When You Fast, Are You Degrading Your Body?
This is the fourth piece in a series on fasting. Read part 1 here, part 2 here, and part 3 here.
The belief that fasting is, or even should be, bad for our bodies is hard to shake off. It has two sources, one from history, the other from science. Both are mistaken.
Let’s deal with the historical source here.
A Starving Monk, Whipping Himself
We all have a mental picture — fed by Hollywood — of an ashen-faced medieval monk, lashing himself to bits and starving himself to death in order to subdue his sinful flesh. That picture is neither pretty, nor fair. Anti-Christian writers such as Dan Brown pawn off this myth to distort the spiritual disciplines of Christian history.
I’m not saying no such monk ever lived and died an early death. I’m saying that such extreme practices contradict the balanced, Christian view of the spiritual life.
A Unity of Body and Soul
We are, each of us, unities of matter and spirit, body and soul. We are made from the dust of the earth and the breath of God. We’re neither mere matter nor ghosts trapped in bodies. We’re bodily persons. We are created good, but fallen — body and soul.

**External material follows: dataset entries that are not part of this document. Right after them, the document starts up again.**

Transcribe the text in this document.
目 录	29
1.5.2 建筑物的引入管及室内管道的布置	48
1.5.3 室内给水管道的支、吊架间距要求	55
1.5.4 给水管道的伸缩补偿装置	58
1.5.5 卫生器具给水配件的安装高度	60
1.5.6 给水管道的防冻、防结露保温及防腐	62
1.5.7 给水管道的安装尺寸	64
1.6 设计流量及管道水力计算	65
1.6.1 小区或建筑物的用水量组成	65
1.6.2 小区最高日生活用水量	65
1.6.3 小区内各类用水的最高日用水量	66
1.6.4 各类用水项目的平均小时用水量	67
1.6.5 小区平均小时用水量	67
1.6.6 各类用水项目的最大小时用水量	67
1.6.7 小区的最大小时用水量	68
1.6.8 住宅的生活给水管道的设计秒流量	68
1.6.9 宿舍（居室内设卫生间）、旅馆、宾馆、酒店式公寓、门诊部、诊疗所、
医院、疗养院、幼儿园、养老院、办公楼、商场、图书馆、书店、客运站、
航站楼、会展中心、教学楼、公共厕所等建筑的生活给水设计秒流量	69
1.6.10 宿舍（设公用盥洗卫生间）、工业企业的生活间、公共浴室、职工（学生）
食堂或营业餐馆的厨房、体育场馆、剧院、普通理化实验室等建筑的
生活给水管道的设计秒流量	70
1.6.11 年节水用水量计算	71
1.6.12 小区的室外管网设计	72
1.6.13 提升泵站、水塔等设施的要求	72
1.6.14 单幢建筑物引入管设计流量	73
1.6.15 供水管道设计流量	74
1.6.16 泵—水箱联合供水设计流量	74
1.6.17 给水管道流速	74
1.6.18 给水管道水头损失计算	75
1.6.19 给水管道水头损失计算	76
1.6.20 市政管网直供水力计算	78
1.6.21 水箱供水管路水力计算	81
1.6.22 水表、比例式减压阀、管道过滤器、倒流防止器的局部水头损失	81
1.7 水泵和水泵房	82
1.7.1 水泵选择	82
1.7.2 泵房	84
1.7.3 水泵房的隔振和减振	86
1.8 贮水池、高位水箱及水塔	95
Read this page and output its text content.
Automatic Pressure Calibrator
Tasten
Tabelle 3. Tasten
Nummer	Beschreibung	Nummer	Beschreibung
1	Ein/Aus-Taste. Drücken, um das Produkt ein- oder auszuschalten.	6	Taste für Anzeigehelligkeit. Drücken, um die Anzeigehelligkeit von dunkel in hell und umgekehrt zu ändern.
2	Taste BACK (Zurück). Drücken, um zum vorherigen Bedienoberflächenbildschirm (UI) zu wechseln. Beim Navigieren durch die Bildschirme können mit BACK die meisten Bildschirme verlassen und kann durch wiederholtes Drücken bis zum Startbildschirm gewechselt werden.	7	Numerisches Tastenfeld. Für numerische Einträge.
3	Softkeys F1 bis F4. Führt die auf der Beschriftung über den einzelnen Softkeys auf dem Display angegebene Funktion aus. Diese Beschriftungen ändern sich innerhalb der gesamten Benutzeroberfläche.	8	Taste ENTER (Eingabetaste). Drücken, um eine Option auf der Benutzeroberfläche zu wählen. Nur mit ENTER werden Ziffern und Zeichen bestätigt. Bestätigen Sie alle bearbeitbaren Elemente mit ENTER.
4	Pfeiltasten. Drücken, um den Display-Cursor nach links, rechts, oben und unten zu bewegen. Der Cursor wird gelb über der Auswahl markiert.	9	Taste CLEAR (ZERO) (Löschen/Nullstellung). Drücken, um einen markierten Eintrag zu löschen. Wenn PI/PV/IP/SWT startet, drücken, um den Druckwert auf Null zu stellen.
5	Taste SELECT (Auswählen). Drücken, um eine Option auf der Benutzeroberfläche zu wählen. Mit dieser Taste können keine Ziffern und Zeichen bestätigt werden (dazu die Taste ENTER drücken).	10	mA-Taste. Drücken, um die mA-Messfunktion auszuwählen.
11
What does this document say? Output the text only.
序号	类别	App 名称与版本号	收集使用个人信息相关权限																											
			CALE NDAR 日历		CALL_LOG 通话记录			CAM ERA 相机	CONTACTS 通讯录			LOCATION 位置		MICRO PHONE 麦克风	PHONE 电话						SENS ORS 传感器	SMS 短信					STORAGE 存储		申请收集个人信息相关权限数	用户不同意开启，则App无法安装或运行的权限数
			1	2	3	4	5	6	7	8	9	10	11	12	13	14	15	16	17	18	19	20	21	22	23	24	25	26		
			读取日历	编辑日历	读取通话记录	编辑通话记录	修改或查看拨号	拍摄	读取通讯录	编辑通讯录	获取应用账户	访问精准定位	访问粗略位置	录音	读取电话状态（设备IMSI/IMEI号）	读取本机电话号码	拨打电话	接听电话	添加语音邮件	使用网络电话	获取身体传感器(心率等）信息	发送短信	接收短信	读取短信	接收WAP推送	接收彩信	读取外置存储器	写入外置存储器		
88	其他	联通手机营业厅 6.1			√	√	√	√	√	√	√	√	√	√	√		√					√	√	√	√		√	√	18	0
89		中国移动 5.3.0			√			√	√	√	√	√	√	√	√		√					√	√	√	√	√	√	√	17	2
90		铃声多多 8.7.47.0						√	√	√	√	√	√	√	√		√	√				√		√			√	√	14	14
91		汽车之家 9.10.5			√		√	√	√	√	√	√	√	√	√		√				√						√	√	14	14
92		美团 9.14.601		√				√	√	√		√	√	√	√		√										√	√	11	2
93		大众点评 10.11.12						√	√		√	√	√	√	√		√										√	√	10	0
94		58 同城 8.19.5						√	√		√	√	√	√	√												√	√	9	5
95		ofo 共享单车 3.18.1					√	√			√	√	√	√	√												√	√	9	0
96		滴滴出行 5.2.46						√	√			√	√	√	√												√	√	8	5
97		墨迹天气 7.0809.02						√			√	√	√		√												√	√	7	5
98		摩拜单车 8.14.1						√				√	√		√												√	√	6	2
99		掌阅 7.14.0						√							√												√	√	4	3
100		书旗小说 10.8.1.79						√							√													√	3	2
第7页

God came to earth, not as an angel or a ghost, but as a man. He became incarnate. He became flesh. In His body, He died for our sins. He rose — bodily — from the dead. He ate breakfast with His disciples. Forty days later, he ascended, body and all, into heaven.
That’s why we look forward not just to a vaporous existence as souls in heaven, but as people with new bodies, in a new heaven and a new earth.
Good spiritual practices should bolster these truths, not deny them.
Gnosticism? None for Me, Thanks
God calls us to repent of our sins and discipline ourselves body and soul. As Paul wrote to the church in Corinth: “I pommel [that is, chastise] my body and subdue it, lest after preaching to others I myself should be disqualified.” (1 Cor. 9:27)
God sometimes calls us to suffer severe pain, even to sacrifice our bodies for a greater good. After all, “greater love has no man than this, that a man lay down his life for his friends.” (John 15:13) But the normal Christian life is about subduing our sinful desires, and training our bodies, minds, and souls to know God, to glorify Him and to enjoy Him forever. It’s not about degrading our bodies, or treating our bodies as evil.
Going out of your way to harm your body for spiritual reasons is not just bad. It’s Gnostic. Gnosticism was the first serious heresy that early Christians had to deal with. Gnostics taught an extreme dualism between matter and spirit. Matter, they thought, was evil, and spirit was good. As a result, the body, and what you do with it, didn’t really matter. What mattered was the spirit. That’s why Gnostics denied the real incarnation and resurrection of Jesus. Why would God, a great spirit, assume evil matter?
These ideas struck at the very heart of the Christian faith. That’s why the Church fathers fought vigorously against them. And when extreme forms of self-flagellation emerged in the Middle Ages, the Church condemned that as well. Self-discipline is one thing. Self-torture is another.
Still, even among devout Christians, Gnosticism has a way of creeping back in. (Read Nancy Pearcey’s great new book Love Thy Body as an antidote.)
Body and Soul United Together
True Christian fasting, as Susan Mathews explains, “is not a pitting of the spirit against the flesh, but rather body and soul united together against sin, body and soul converted together to the Lord. The whole man must cooperate with God’s grace. The whole man must love the Lord.”
In the same way, the great Orthodox theologian Alexander Schmemann wrote that true “Christian asceticism is a fight, not against but for the body.”